Employers in Connecticut who have their workers handle hazardous chemicals will want to make sure the following 11 rules are incorporated into their own safety policies. They should, first of all, have employees perform their duties just as they were trained to do and not deviate from established practices. They should also provide their employees with personal protective equipment like gloves and respirators: whatever applies to their workplace.
Thirdly, employers must have emergency procedures in place for fires and spills, among other emergency situations. Employees are encouraged to be cautious and always think ahead on potential hazards. Fifth, employees can be required to clean their work surfaces at least once during every shift to prevent contamination.
All materials need to have a legible label. The containers should be appropriate for the chemical and undamaged. The seventh and eighth rules are closely connected: Workers should consult the labels and the material safety data sheet to understand the hazards and to identify their properties. Materials are best stored in a dry, cool, ventilated area. Incompatibles should be separated.
Workers are to never eat or drink when handling chemicals. Contaminated hands should never go near their eyes or touch a contact lens. Lastly, workers must be told to never use materials for anything other than their intended purpose. Solvents, for example, are not meant for cleaning hands.
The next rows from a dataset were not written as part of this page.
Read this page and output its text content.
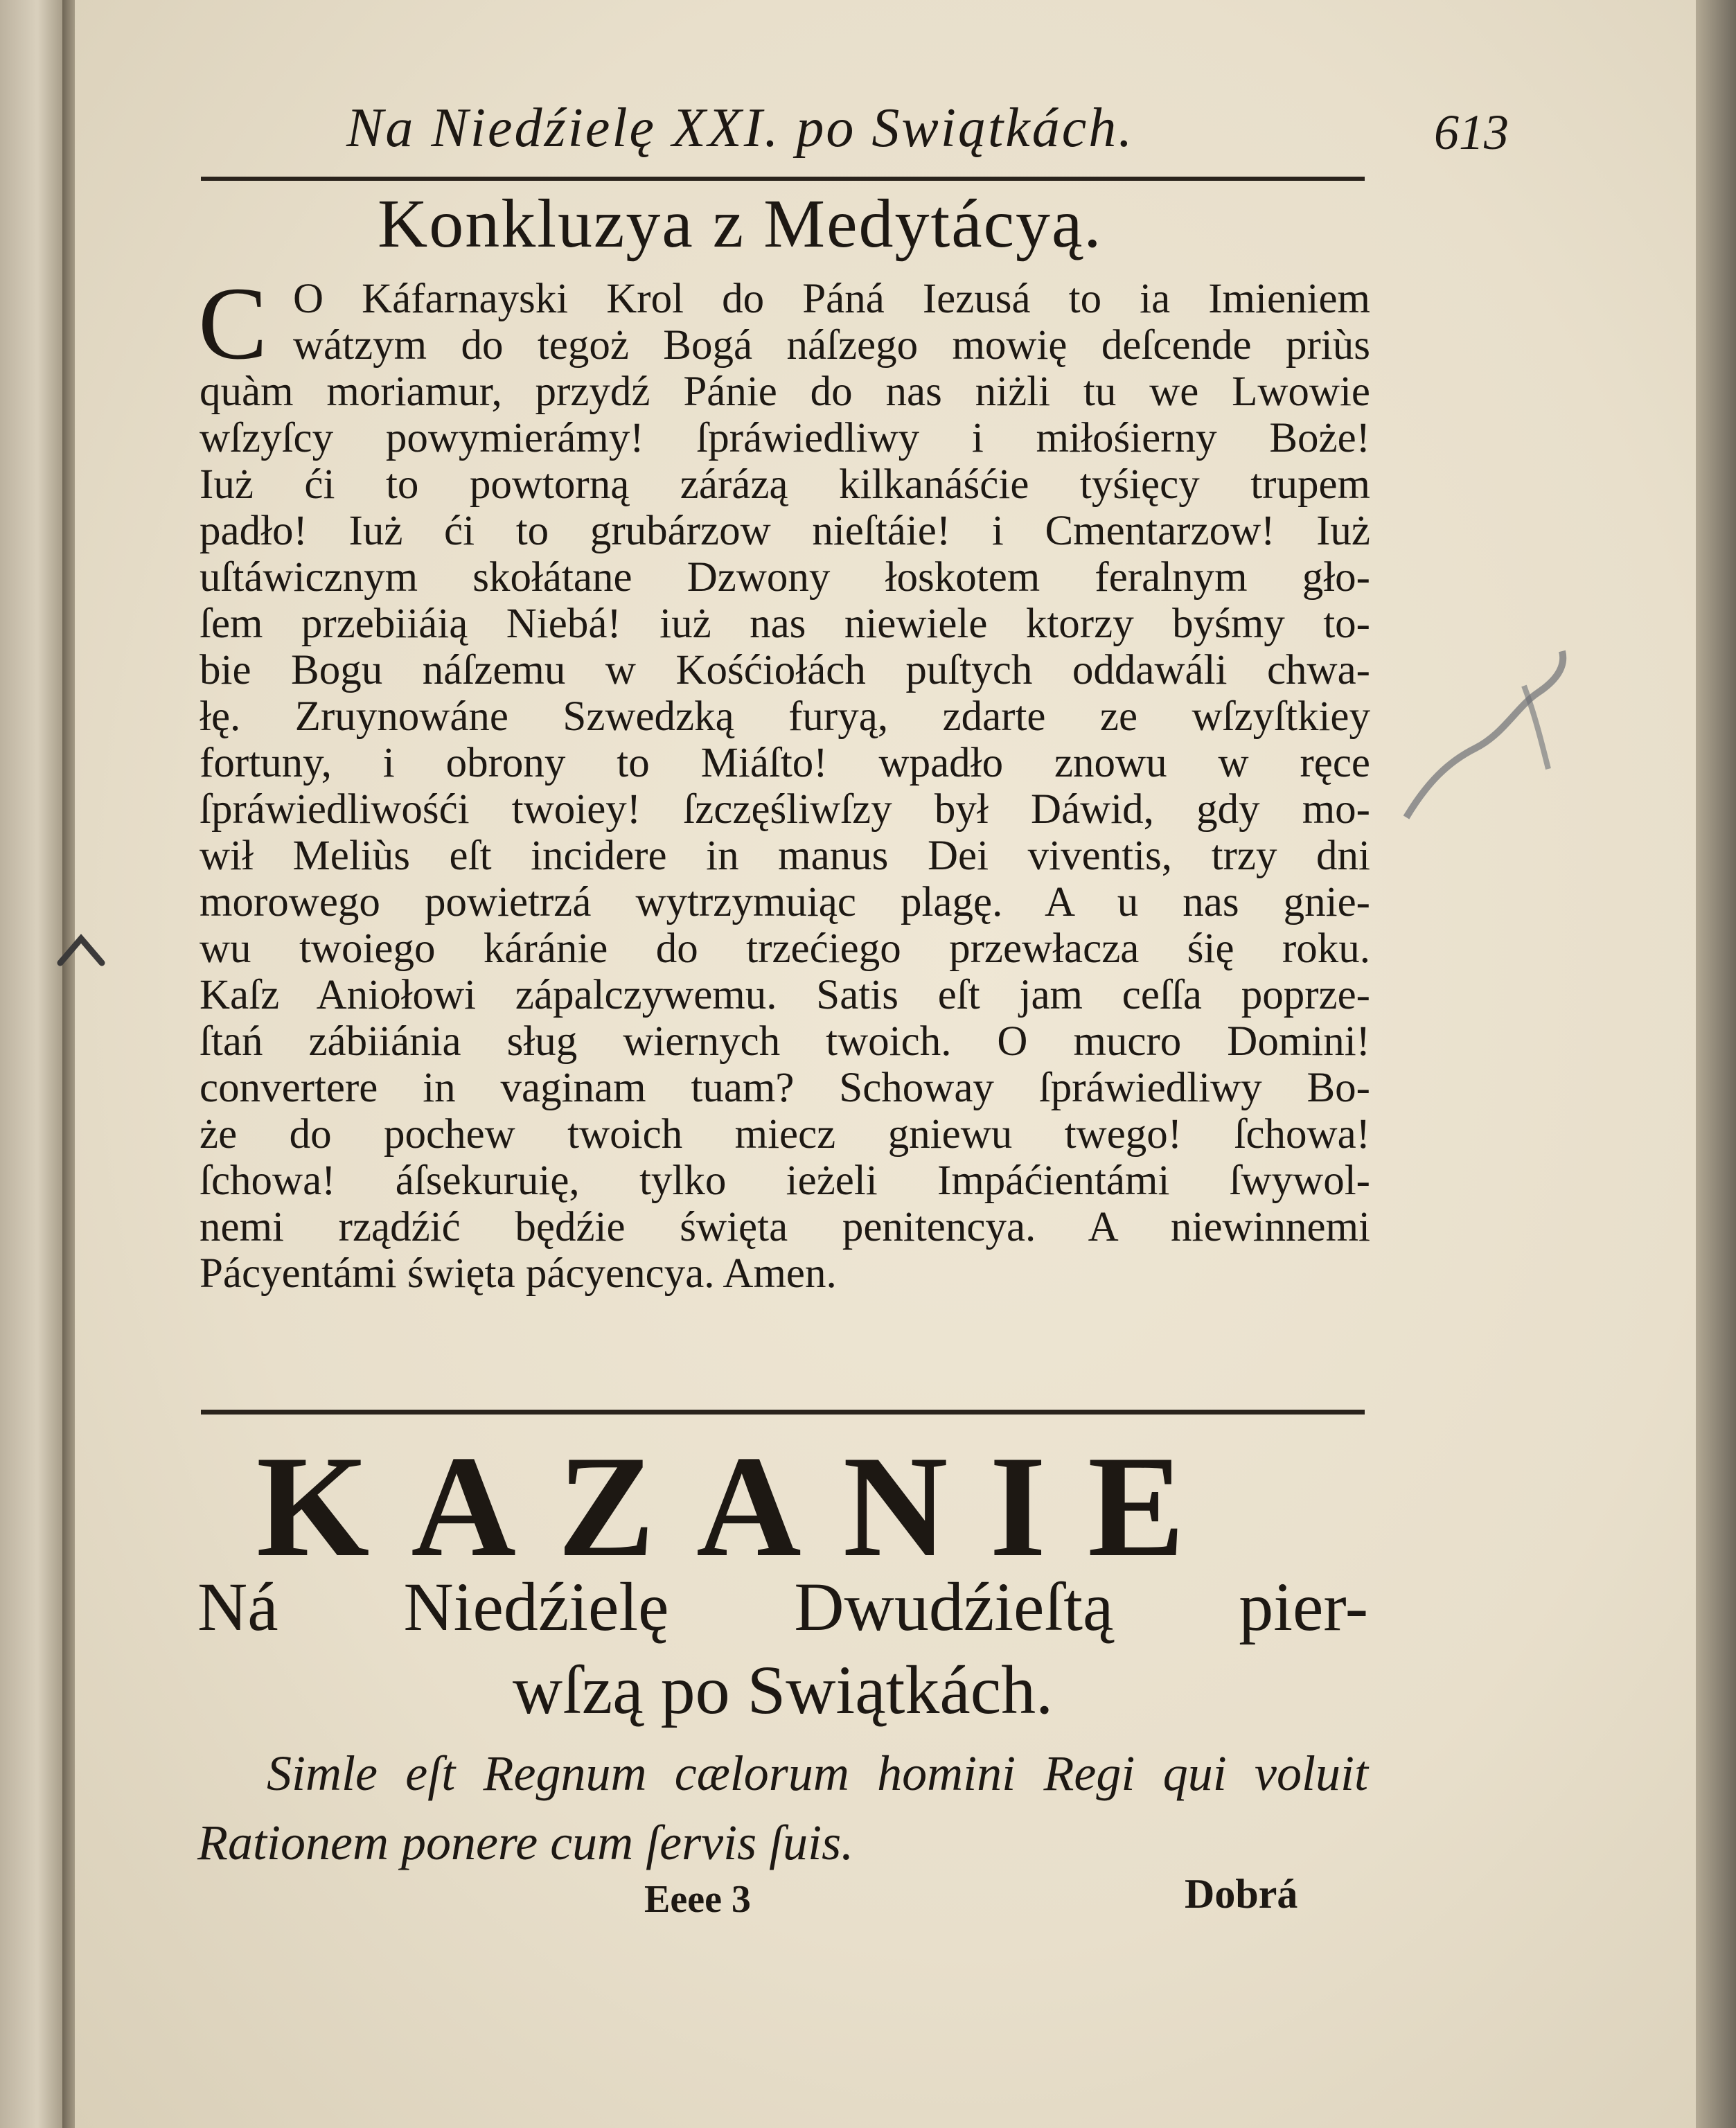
Na Niedźielę XXI. po Swiątkách.	613
Konkluzya z Medytácyą.
C O Káfarnayski Krol do Páná Iezusá to ia Imieniem
wátzym do tegoż Bogá náſzego mowię deſcende priùs
quàm moriamur, przydź Pánie do nas niżli tu we Lwowie
wſzyſcy powymierámy! ſpráwiedliwy i miłośierny Boże!
Iuż ći to powtorną zárázą kilkanáśćie tyśięcy trupem
padło! Iuż ći to grubárzow nieſtáie! i Cmentarzow! Iuż
uſtáwicznym skołátane Dzwony łoskotem feralnym gło-
ſem przebiiáią Niebá! iuż nas niewiele ktorzy byśmy to-
bie Bogu náſzemu w Kośćiołách puſtych oddawáli chwa-
łę. Zruynowáne Szwedzką furyą, zdarte ze wſzyſtkiey
fortuny, i obrony to Miáſto! wpadło znowu w ręce
ſpráwiedliwośći twoiey! ſzczęśliwſzy był Dáwid, gdy mo-
wił Meliùs eſt incidere in manus Dei viventis, trzy dni
morowego powietrzá wytrzymuiąc plagę. A u nas gnie-
wu twoiego káránie do trzećiego przewłacza śię roku.
Kaſz Aniołowi zápalczywemu. Satis eſt jam ceſſa poprze-
ſtań zábiiánia sług wiernych twoich. O mucro Domini!
convertere in vaginam tuam? Schoway ſpráwiedliwy Bo-
że do pochew twoich miecz gniewu twego! ſchowa!
ſchowa! áſsekuruię, tylko ieżeli Impáćientámi ſwywol-
nemi rządźić będźie święta penitencya. A niewinnemi
Pácyentámi święta pácyencya. Amen.
KAZANIE
Ná Niedźielę Dwudźieſtą pier-
wſzą po Swiątkách.
Simle eſt Regnum cælorum homini Regi qui voluit
Rationem ponere cum ſervis ſuis.
Eeee 3	Dobrá
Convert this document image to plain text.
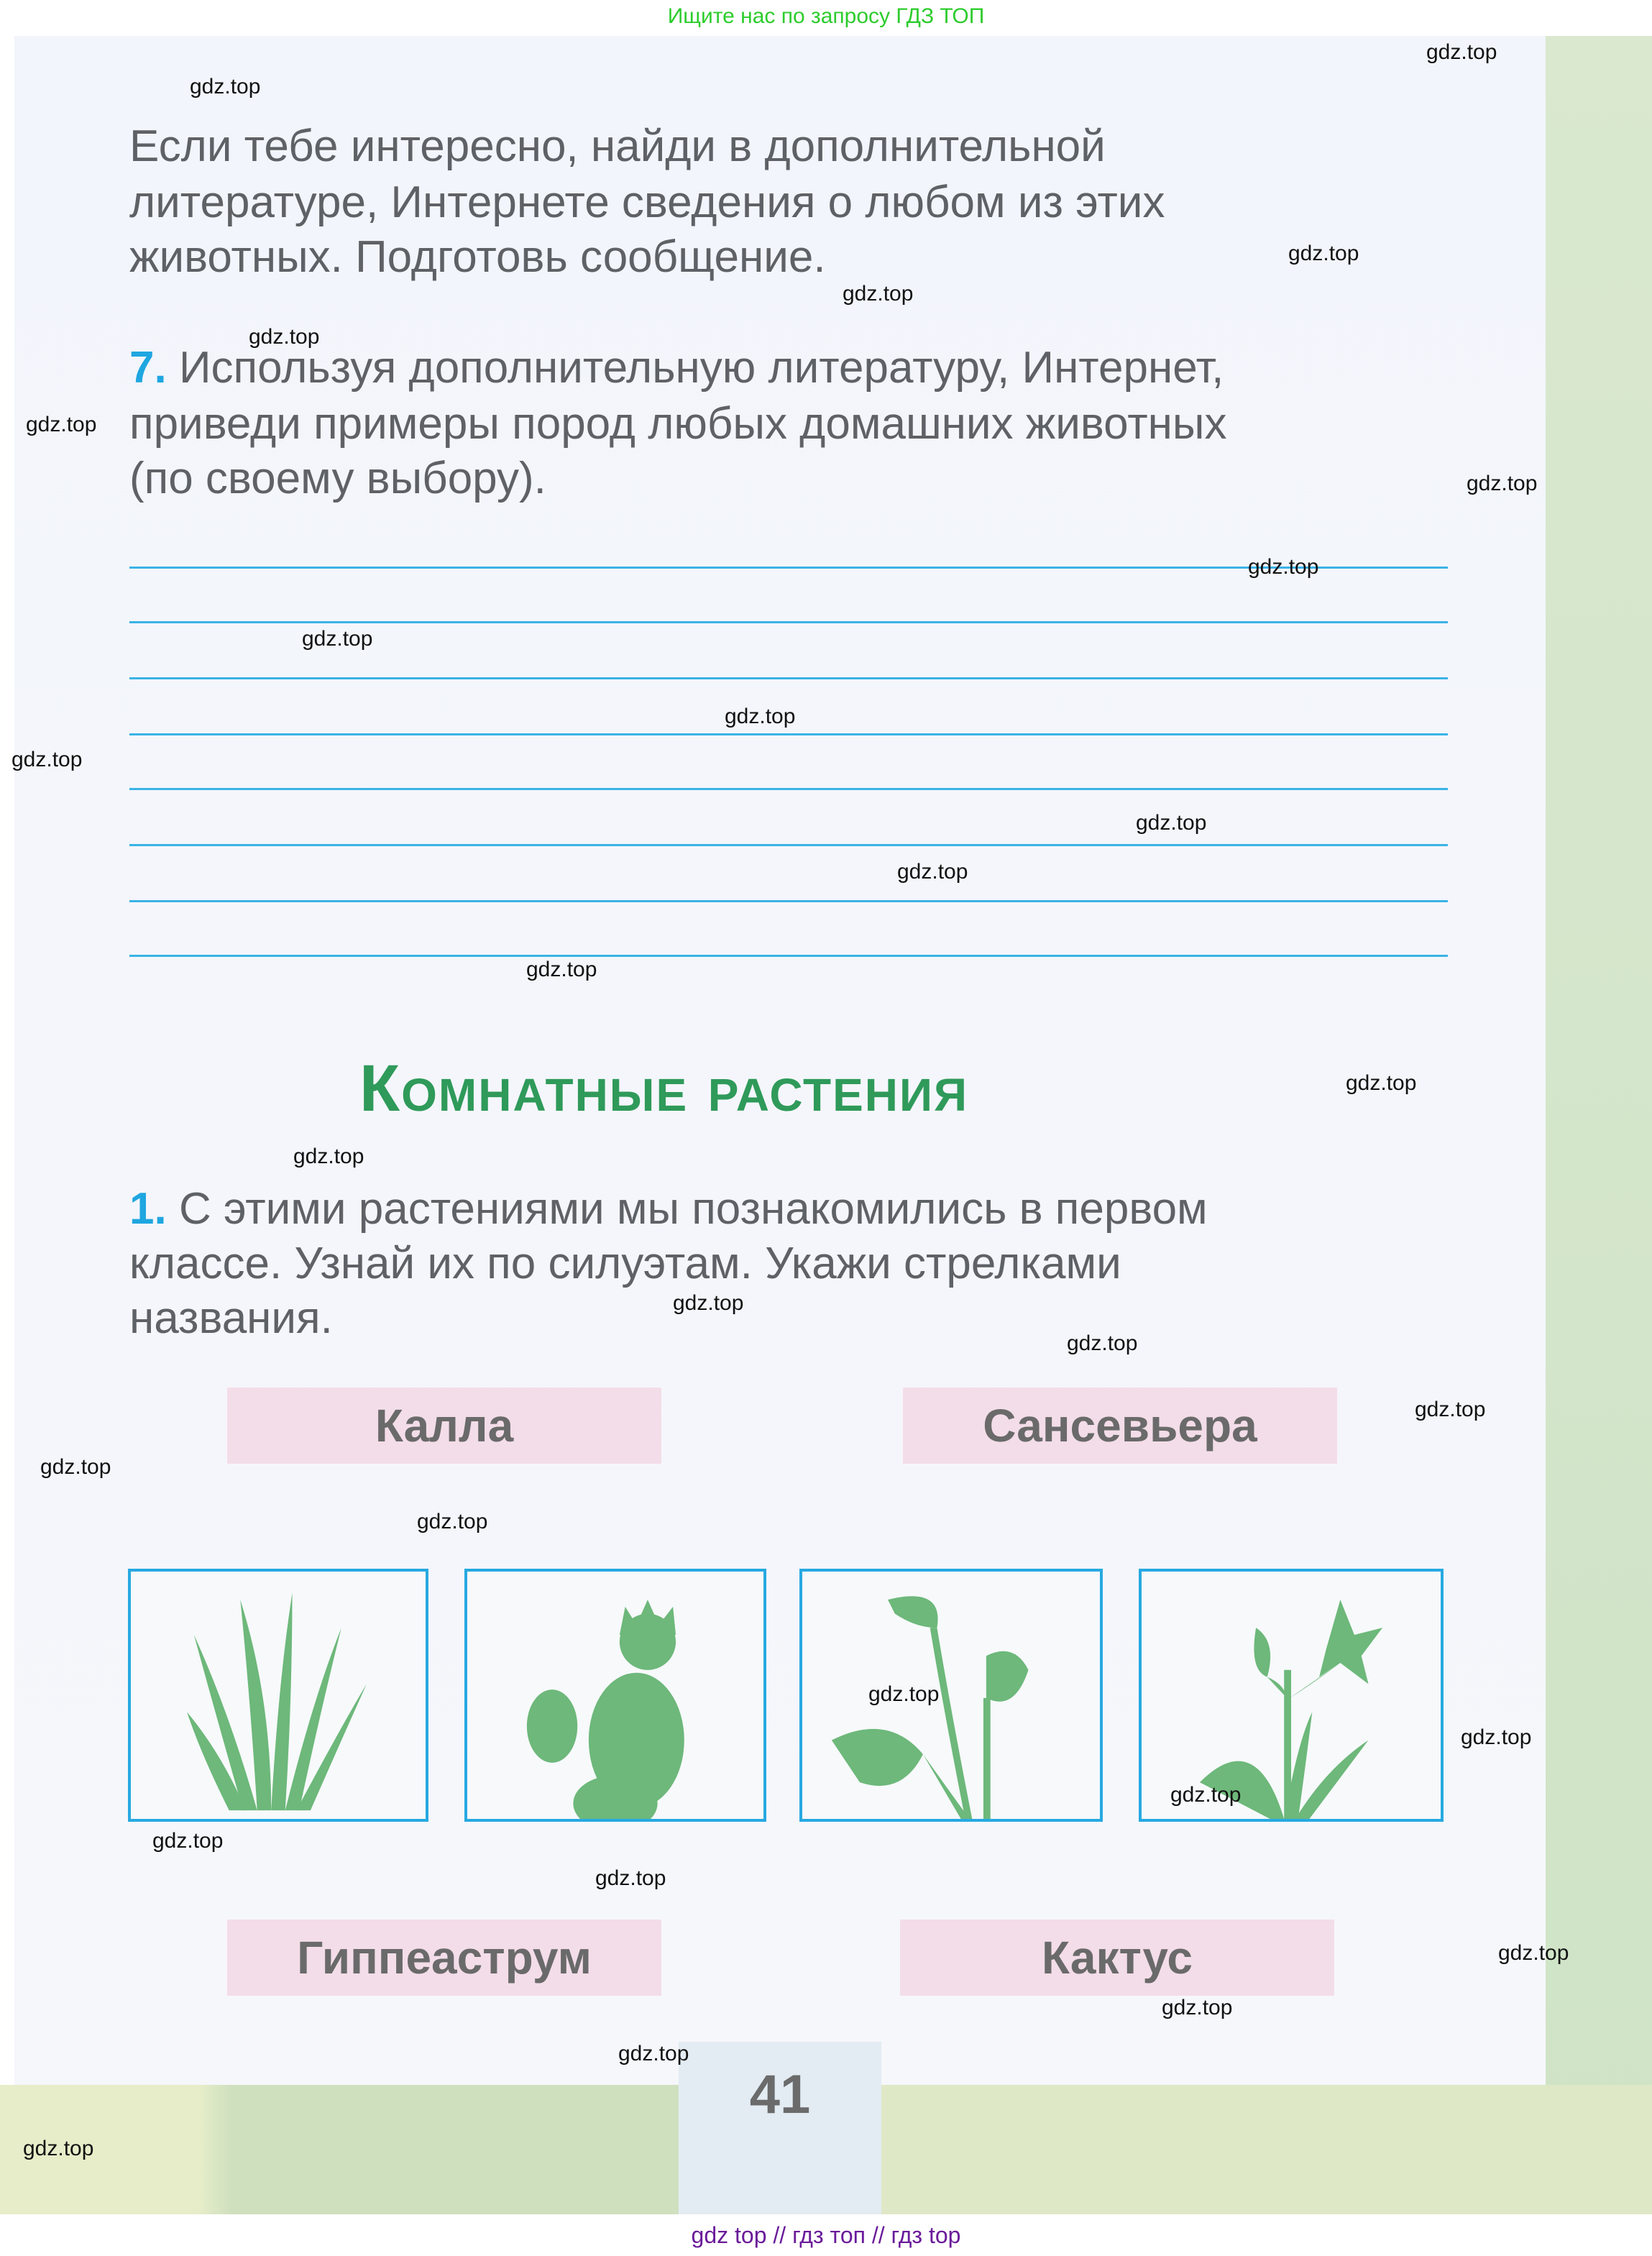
Ищите нас по запросу ГДЗ ТОП
Если тебе интересно, найди в дополнительной
литературе, Интернете сведения о любом из этих
животных. Подготовь сообщение.
7. Используя дополнительную литературу, Интернет,
приведи примеры пород любых домашних животных
(по своему выбору).
Комнатные растения
1. С этими растениями мы познакомились в первом
классе. Узнай их по силуэтам. Укажи стрелками
названия.
Калла	Сансевьера
Гиппеаструм	Кактус
41
gdz top // гдз топ // гдз top
gdz.top
gdz.top
gdz.top
gdz.top
gdz.top
gdz.top
gdz.top
gdz.top
gdz.top
gdz.top
gdz.top
gdz.top
gdz.top
gdz.top
gdz.top
gdz.top
gdz.top
gdz.top
gdz.top
gdz.top
gdz.top
gdz.top
gdz.top
gdz.top
gdz.top
gdz.top
gdz.top
gdz.top
gdz.top
gdz.top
Exposure to chemicals counts as a workplace injury and should be covered under the workers’ compensation program. Victims may be able to file a claim and be reimbursed for medical expenses and a portion of their lost wages. If they suffered a permanent disability, they might receive a certain amount for this as well. However, claims can still be denied and necessitate an appeal. Victims may consult with their lawyer about settling, which resolves a case without going to court.